5.  How can we define feature "usefulness"?
A feature is useful if, when added to a subset of other features, it results in a prediction performance improvement, or if when removed it results in a performance loss.
6.  Are features useful to make predictions always relevant, and vice versa? Give examples.
No: useful features may be irrelevant and vice versa. For example, two useful features may be redundant, so the removal of one of them will not cause performance degradation. Note that we can remove either redundant feature, so usefulness is not an intrinsic feature characteristic, it depends on all other features. Conversely, irrelevant features may be useful. A simple constant input in a linear model adds a bias that may result in performance improvement, but a constant value is not "relevant" to the target. A more elaborate example is the case of a nuisance factor adding noise to two features, one of which "f1" being "relevant" and the other "f2" "irrelevant". The nuisance factor is a systematic error tan can be removed by subtracting f2 from f1 and resulting in improved performance, even though f2 has no relevance to the target.
7.   In what respects is mutual information a good or a
bad choice to assess feature relevance?
MI is a good choice because it does not make any assumption on the data distribution and is looking for dependence in an agnostic way. Therefore, it can unravel non-linear dependencies. It is a bad choice because it is very difficult to estimate from data, except in the case of 2-class binary classifications problems (both features are target are binary). For problems with multivariate or continuous features and/or targets, it is preferable to use ranking indexes based on simple statistics of the distribution (like mean and variance). Such ranking indexes include the Pearson correlation coefficient and Fisher's criterion.
8.   What is the Pearson correlation coefficient? Why is it a measure of goodness of fit of the linear least-square model? Give the formula that relates R2 and the F score (variance explained/
residual variance).
The Pearson correlation coefficient is
R=cov(X,Y)/sqrt(var(X) var(Y)). For the least-quare linear regression, 1-R2 is equal to the ratio of the residual variance over the total variance (i.e. it is the normalized mean-square-error), thus R2 is a measure of goodness-of-fit for the linear least-square model.  It follows simply that 1+F=1/(1+R2), because total variance = variance explained + residual variance.
9.   Is correlation related to mutual information? Give examples in which uncorrelated signals may have a high mutual information? Can correlated signals have a low mutual information?

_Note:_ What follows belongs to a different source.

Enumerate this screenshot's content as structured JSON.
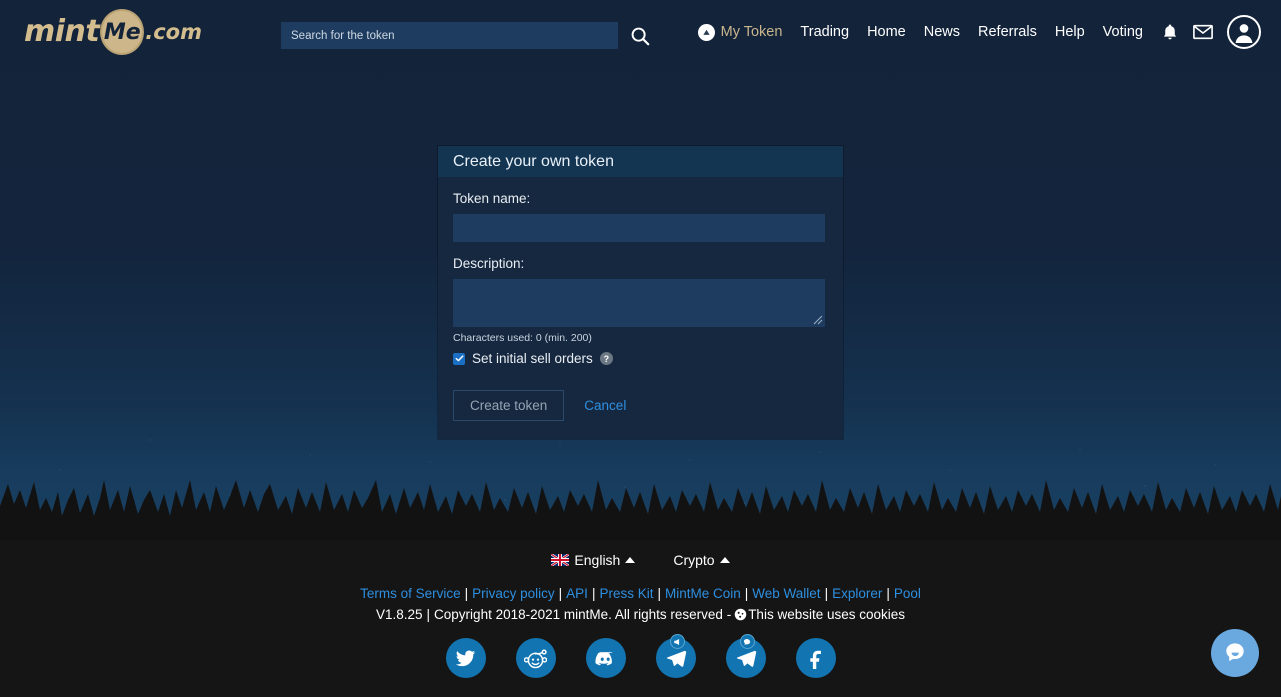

Correlation is related to mutual information, but in some cases uncorrelated variables can have a lot of mutual information (example of the sinusoid). On the other hand, correlated variables always have a lot of mutual information (there dependence is linear). In the case where X and Y are Gaussian distributed, there is a simple relation: MI = -(1/2) log(1-R2).

10.  How are the S2N coefficient, the Pearson correlation coefficient and the Fisher score related?
They all essentially measure the same thing: the ratio of the "signal" (the difference between the mean values of the two classes), and the "noise" (the within class standard deviation). For unbalanced classes differences arise because some criteria give more importance to the more abundant class, either for the calculation of the signal or that of the noise. The S2N coefficient is the best for unbalanced classes.
11.  What is conditional relevance? Give examples of feature ranking method, which take into account the "context" of other features.

Conditional relevance is "relevance in the context of other features". We discussed in class the Relief criterion.